Выбрать главу

Проведя десять лет послом в Канаде, только недавно вернувшийся в Москву Александр Яковлев не мог, конечно, настолько хорошо знать киношную элиту, чтобы мало-мальски осознанно вышелушить из нее фигуру, способную пройти горнило голосований и сменить Льва Кулиджанова.

Так что, пользуясь правами драматурга, имеющего свою версию, представлю на минутку, как гуляет Александр Николаевич вечерком по дорожкам в закрытой, отделенной от прочих российских земель элитной зоне, и видит на волейбольной площадке парня, лихо бьющего по мячу.

- А чей это?

- Это Германа Степановича сынок, режиссер. Слышали, наверное, "Агония"...Натерпелся от Ермаша, бедняга...

- А, понятно... - и пошел дальше член Политбюро, сильно задумавшись.

Отца Элема Яковлев мог хорошо знать. Оба на разных этапах своих карьер занимались похожими делами: тот - партийный контроль ЦК, этот - член Центральной ревизионной комиссии ЦК. Оба проверяют, следят за порядком. Один в начале своей карьеры занимался делами реабилитации, другой - в конце. Такое получается совпадение-сходство. И вот выясняется, что сынишка Германа Степановича - кинорежиссер! Не забудем, что все происходило задолго до того, когда коммунисты потянулись сдавать членские билеты и даже смело их рвать, оказавшись в телевизоре.

Когда же Яковлев "изучил вопрос", то совсем убедился, что угадал: с одной стороны, парень натерпелся при старых порядках, а, значит, будет крушить с удовольствием, с другой, - все-таки он "из наших".

Захваченный масштабной целью - побыстрее перевести отечественный кинематограф на новые рельсы, которые, правда, никто еще не уложил, Яковлеву тем более не пришло в голову приглядеться к личным особенностям того, кого он вознамерился поставить во главе погрома.

А худший вариант, чем тот, который он выбрал, придумать было трудно: одни противопоказания, если приглядеться. Причем для всех - и для огромного творческого коллектива кинематографистов, и для самого выбранного. Повышенная впечатлительность и душевная ранимость, которыми Элем был наделен - верные спутники в художественном творчестве. Но они - беда для руководителя. К тому же Климов - он и сам в этом признавался - всегда был крайней неудовлетворен всем, что делал как режиссер, и очень от того страдал. Внутренние страдания не могли не проявляться и во вне, неся в свою очередь страдания окружающим. И совсем уже трагическую печать наложила на его существование, его сокрушала - потеря Ларисы. Все это сплелось, перемешалось, по-особому прочертило его личность. К моменту выдвижения он был (стал) запредельно субъективным, категорично резким и очень не добрым.

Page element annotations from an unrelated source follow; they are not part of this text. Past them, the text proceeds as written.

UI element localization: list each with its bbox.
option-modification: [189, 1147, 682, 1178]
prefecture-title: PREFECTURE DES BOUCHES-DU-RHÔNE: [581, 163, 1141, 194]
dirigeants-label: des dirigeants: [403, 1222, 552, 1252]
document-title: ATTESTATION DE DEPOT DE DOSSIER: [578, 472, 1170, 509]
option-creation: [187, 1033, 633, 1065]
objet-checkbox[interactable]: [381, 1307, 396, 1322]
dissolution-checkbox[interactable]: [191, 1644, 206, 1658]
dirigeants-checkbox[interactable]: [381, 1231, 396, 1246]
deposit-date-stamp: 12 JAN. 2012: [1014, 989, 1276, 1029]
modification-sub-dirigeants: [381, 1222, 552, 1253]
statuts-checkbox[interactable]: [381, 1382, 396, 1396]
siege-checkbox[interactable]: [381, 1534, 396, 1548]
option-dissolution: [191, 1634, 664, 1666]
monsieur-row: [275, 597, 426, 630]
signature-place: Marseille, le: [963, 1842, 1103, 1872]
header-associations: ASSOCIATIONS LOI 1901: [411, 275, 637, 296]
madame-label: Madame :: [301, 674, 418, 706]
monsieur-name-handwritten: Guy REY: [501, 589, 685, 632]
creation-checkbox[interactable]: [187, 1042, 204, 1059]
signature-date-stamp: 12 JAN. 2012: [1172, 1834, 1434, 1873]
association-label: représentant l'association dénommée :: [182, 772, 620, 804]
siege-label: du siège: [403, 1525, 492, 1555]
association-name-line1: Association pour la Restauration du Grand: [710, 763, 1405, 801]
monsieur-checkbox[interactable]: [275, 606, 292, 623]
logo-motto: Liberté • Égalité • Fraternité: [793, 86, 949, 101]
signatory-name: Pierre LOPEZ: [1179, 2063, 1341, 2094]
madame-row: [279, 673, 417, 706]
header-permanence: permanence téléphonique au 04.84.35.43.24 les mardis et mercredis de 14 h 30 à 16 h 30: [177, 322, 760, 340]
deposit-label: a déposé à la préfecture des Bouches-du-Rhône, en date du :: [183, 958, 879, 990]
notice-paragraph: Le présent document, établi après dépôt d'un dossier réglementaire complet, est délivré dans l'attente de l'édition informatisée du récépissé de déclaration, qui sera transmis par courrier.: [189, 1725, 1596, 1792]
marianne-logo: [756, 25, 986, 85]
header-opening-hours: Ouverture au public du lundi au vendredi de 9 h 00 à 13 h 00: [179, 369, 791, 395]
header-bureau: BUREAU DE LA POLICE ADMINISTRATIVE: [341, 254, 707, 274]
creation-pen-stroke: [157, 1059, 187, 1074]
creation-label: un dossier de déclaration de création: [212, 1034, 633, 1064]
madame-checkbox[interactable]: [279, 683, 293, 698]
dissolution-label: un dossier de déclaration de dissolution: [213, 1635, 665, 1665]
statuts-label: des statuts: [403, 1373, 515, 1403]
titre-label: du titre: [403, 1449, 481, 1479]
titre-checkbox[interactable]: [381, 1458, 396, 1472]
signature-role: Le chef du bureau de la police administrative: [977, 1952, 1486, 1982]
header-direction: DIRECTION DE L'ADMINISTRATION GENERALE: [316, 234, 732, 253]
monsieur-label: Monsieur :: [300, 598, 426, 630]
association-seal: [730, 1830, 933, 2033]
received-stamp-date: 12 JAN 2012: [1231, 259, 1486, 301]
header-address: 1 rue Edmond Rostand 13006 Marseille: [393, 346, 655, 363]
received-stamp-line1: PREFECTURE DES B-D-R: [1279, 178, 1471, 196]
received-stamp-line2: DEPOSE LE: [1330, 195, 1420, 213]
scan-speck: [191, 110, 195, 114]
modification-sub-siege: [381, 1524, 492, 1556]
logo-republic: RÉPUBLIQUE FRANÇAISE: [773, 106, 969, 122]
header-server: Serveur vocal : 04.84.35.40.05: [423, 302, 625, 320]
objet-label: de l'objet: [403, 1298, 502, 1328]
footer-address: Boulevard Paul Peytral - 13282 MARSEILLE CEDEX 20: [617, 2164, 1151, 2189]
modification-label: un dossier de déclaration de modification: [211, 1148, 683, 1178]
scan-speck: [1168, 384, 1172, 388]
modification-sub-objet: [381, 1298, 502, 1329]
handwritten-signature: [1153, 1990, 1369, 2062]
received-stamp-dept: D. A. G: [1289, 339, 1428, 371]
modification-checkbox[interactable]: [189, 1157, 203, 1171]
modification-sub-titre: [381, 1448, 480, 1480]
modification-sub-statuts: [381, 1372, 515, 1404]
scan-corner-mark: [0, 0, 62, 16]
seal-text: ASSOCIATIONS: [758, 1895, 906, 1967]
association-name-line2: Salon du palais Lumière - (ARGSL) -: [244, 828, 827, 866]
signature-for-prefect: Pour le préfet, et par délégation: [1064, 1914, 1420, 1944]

Чтобы сберечь такого человека для кино, его никак нельзя было выдвигать "на должность". А ему соглашаться. Что и стало ясно с первых же шагов. Он начал палить себя и всех вокруг. Если не всех, то многих. Особенно, с кем можно было свести счеты. Страсть низкая, но у определенных натур способная проявлять себя очень сильно.

Выяснилось, что он не умеет делать то, за что легкомысленно взялся. Он и на высоком посту остался индивидуалистом-художником, перевозбужденным обстоятельствами. Менеджерских, продюсерских черт в нем не оказалось. Тут скорее добился бы успеха некий по-умному уравновешенный рационалист, способный при всех жизненных поворотах не терять из виду финал дела, умеющий отбрасывать по пути к конечному успеху личностное и второстепенное. То есть, нужен был не Климов...

Ему не повезло. Советские яковлевы никогда не бывали озабочены психологическими нюансами. Большевики вообще, как известно, особо не утруждались интересами гуманизма, как абстрактного, так и по-человечески конкретного.

Довольно точно, мне кажется, критик Любовь Аркус обозначила в "Новейшей истории кино" причины, приведшие к избранию Элема Климова первым секретарем: "В сложившейся ситуации, - пишет она, - ни одна кандидатура не могла получить всеобщего одобрения, однако фигуру Климова со всеми оговорками можно счесть компромиссной. "Консерваторы", выбиравшие из многих зол, посчитали его избрание злом наименьшим: во-первых, будучи сыном крупного партийного чиновника, он... неосознанно воспринимался ими как "социально близкий", что никем не формулировалось, но всеми подразумевалось; во-вторых, он принадлежал к типу "человека общественного", то есть того, кто даже и вступая в оппозицию к системе, все же ощущает себя внутри ее, а не вне. Еще больше оснований расценить результаты выборов как свою безоговорочную победу у "либералов": энергичные, талантливые, нисколько не похожие друг на друга фильмы Климова, все как один отмеченные "печатью формализма" и идеологической неблагонадежности, почти всегда вызывали официальное неудовольствие..." (Том IV, стр.69).